The Breakfast Table

Let’s Be Friends

Dear Marjorie,

Jeez, you’re as grumpy this afternoon as I was this morning! I’m sorry if I overdid it on the Bayley piece; rereading your message, I see that you weren’t saying you hated the article, but rather, that you liked a lot of it but were also bothered by it. Still, my position is I’m not going to read a story like that unless you love it. It’s my way of whistling past the graveyard.

I really did think “Alzheimer’s-addled” was a neutral phrase, and I thought my annoyance at Murdoch’s and Reagan’s being exploited made clear my intent was kindness.

Let’s start with a clean slate, eh?
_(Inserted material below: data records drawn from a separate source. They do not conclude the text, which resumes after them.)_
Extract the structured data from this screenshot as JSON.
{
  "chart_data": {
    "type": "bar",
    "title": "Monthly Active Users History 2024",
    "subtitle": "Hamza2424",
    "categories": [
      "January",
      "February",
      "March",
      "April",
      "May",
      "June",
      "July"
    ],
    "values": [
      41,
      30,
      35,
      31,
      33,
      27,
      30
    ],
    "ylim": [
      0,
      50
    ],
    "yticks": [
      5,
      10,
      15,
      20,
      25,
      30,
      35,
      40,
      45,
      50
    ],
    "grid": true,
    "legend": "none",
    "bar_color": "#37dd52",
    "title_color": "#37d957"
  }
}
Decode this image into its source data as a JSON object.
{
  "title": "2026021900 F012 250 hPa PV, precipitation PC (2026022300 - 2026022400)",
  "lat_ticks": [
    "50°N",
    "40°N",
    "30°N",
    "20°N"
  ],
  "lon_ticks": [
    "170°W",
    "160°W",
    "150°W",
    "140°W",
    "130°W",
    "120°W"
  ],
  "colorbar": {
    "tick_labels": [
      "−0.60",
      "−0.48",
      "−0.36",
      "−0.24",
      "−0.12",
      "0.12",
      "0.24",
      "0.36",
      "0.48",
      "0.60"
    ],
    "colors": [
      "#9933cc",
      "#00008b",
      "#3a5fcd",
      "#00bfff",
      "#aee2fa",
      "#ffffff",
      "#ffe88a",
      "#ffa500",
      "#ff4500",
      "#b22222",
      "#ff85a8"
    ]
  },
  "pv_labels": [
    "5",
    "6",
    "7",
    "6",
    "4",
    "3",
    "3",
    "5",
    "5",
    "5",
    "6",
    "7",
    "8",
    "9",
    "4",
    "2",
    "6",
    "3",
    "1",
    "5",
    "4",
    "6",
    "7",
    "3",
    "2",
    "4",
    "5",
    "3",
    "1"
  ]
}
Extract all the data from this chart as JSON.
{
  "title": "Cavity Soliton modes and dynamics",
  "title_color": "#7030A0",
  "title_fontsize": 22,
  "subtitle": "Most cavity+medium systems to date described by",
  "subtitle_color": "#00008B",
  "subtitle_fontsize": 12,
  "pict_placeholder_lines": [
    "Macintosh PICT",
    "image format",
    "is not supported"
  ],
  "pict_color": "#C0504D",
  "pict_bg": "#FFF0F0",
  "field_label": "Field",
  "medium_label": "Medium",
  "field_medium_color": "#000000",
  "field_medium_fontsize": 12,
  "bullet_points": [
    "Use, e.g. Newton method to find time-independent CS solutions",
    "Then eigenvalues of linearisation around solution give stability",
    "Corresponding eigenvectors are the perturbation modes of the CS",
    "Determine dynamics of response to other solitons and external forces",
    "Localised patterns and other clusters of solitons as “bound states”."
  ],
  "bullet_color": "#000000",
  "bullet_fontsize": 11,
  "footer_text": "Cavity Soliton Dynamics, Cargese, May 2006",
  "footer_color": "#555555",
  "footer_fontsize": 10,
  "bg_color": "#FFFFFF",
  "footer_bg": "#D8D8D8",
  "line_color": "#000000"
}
I’m finding out about all sorts of people who’ve never read Ulysses. One is our friend Connie Casey, a very brainy newspaper writer who is married to a certified genius, Harold Varmus, the Nobel-prizewinning big cheese at the National Institutes of Health. (Harold, Connie reports, has read Ulysses, and can recite its first two paragraphs by heart.)

Jodie Allen, Slate’s Washington editor, tells me she polled the Slate Washington office and found that only one of its employees, Seth Stevenson, has read Ulysses in its entirety. Kate Galbraith, she says, “sampled enough of it to write a paper for an English class in college.” Hmmm.

We still don’t have any big bombshells, though. I want to hear that Harold Bloom hasn’t read Ulysses, or Leon Wieseltier, or Hugh Kenner. Or at the very least some professor of comparative lit at a big-time university. Don’t be shy! We’re giving away a free book!